I made the mistake of driving past RFK Stadium the other day. Don't ever do that in August if you're a baseball fan. You won't feel like smiling for quite a while.

Outside the main gate, where once I stood on line all night for tickets to an All-Star Game, grass grows. Through the sidewalk.

Near the third-base-side entrance, where vendors once hawked buttons with Ted Williams' face on them, a motorcycle policeman sits resting on a hazy, hot afternoon. He's watching the clouds form. There are no people anywhere in view.

Inside, in a couple of weeks, the joint will be rocking and rolling with Redskins. But on this day, when Red or White Sox might once have been here for a doubleheader, RFK is home only to pigeons -- and to the echo of a visitor's footsteps.

It's 11 Augusts since anyone knocked the dirt out of his spikes at the oval on East Capitol Street.

t's about five Augusts since anyone seriously suggested -- or tried to arrange for -- baseball's return to Washington.

This August came the surest sign that our wounds are no longer open. As he gave the scores one night, Channel 9 sportscaster Frank Herzog referred to "our" Baltimore Orioles. Gordon Peterson didn't even say "Ouch."

Bringing baseball back to Washington is still a matter of dollars, not of politics. Once some businessman realizes that we have the seventh largest metropolitan area in the country, and that $6 for a seat won't make many of us flinch, a team will reappear at RFK. The same demographics that brought us Bloomingdale's will bring back the hit-and-run.
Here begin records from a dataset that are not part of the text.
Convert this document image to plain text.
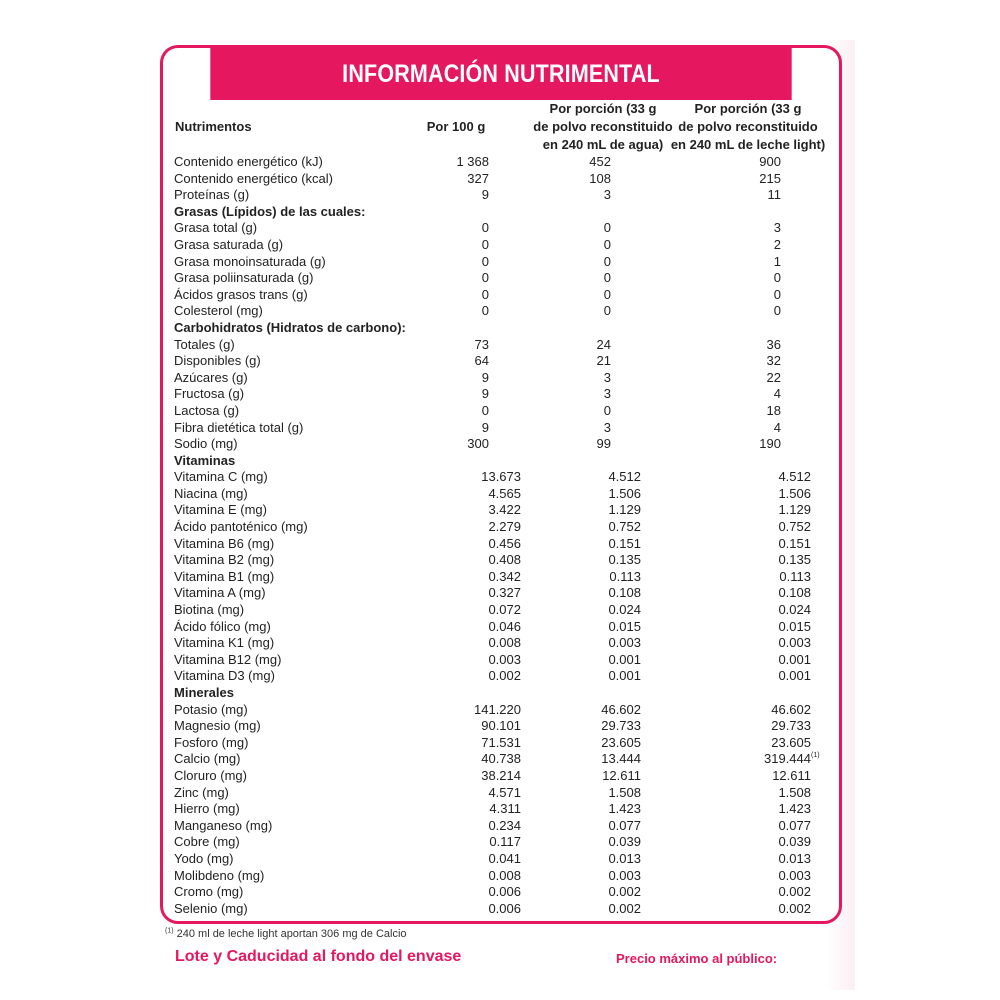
INFORMACIÓN NUTRIMENTAL
Nutrimentos	Por 100 g
Por porción (33 g
de polvo reconstituido
en 240 mL de agua)
Por porción (33 g
de polvo reconstituido
en 240 mL de leche light)
Contenido energético (kJ)	1 368	452	900
Contenido energético (kcal)	327	108	215
Proteínas (g)	9	3	11
Grasas (Lípidos) de las cuales:
Grasa total (g)	0	0	3
Grasa saturada (g)	0	0	2
Grasa monoinsaturada (g)	0	0	1
Grasa poliinsaturada (g)	0	0	0
Ácidos grasos trans (g)	0	0	0
Colesterol (mg)	0	0	0
Carbohidratos (Hidratos de carbono):
Totales (g)	73	24	36
Disponibles (g)	64	21	32
Azúcares (g)	9	3	22
Fructosa (g)	9	3	4
Lactosa (g)	0	0	18
Fibra dietética total (g)	9	3	4
Sodio (mg)	300	99	190
Vitaminas
Vitamina C (mg)	13.673	4.512	4.512
Niacina (mg)	4.565	1.506	1.506
Vitamina E (mg)	3.422	1.129	1.129
Ácido pantoténico (mg)	2.279	0.752	0.752
Vitamina B6 (mg)	0.456	0.151	0.151
Vitamina B2 (mg)	0.408	0.135	0.135
Vitamina B1 (mg)	0.342	0.113	0.113
Vitamina A (mg)	0.327	0.108	0.108
Biotina (mg)	0.072	0.024	0.024
Ácido fólico (mg)	0.046	0.015	0.015
Vitamina K1 (mg)	0.008	0.003	0.003
Vitamina B12 (mg)	0.003	0.001	0.001
Vitamina D3 (mg)	0.002	0.001	0.001
Minerales
Potasio (mg)	141.220	46.602	46.602
Magnesio (mg)	90.101	29.733	29.733
Fosforo (mg)	71.531	23.605	23.605
Calcio (mg)	40.738	13.444	319.444 (1)
Cloruro (mg)	38.214	12.611	12.611
Zinc (mg)	4.571	1.508	1.508
Hierro (mg)	4.311	1.423	1.423
Manganeso (mg)	0.234	0.077	0.077
Cobre (mg)	0.117	0.039	0.039
Yodo (mg)	0.041	0.013	0.013
Molibdeno (mg)	0.008	0.003	0.003
Cromo (mg)	0.006	0.002	0.002
Selenio (mg)	0.006	0.002	0.002
$^{(1)}$ 240 ml de leche light aportan 306 mg de Calcio
Lote y Caducidad al fondo del envase	Precio máximo al público:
And if some entrepreneur is worried that kids won't support his team, I refer him to an excellent point made by Teri Peck, a registered nurse who lives in Alexandria.

Teri's credentials as a Washington baseball nut are in perfect order. "I sublimated my desire to be a major league ballplayer by listening to every Washington Senators' game possible, even those from the West Coast," she writes. "This required hiding my transistor radio under my pillow and feigning sleep for my unsuspecting parents!

"I was listening when Reno Bertoia fouled off 17 straight pitches, and I was happily watching when Camilo Pascual won his own game with a grand-slam home run against the hated Yankees. I cried myself sick when Calvin Griffith stole our team . . . "

Teri's theory is that young Washingtonians would flock to watch professional baseball because it teaches the value of strategy, not violence, to girls as well as boys. Baseball demonstrates "cooperation and teamwork that football could never approach," Teri says.

Evidence? Look at the surging interest in soccer among young people in the area.

Like baseball, soccer rewards subtlety and strategy. Like baseball, it is "a game of inches" that puts a premium on executing the fundamentals properly. And like baseball, it is easy to play and understand. No obscure rules about holding penalties or offensive fouls.

So add it up: native Washingtonians like Teri Peck on the one hand, dying for a baseball team to root for, and kids like our soccer players on the other hand, a sure bet to become converts to the Grand Old Game. Both age groups with money to spend. A city without a competing team or sport between Memorial Day and Labor Day.

Seems like a compelling case. Until you look at the pigeon flapping his wings near where second base used to be.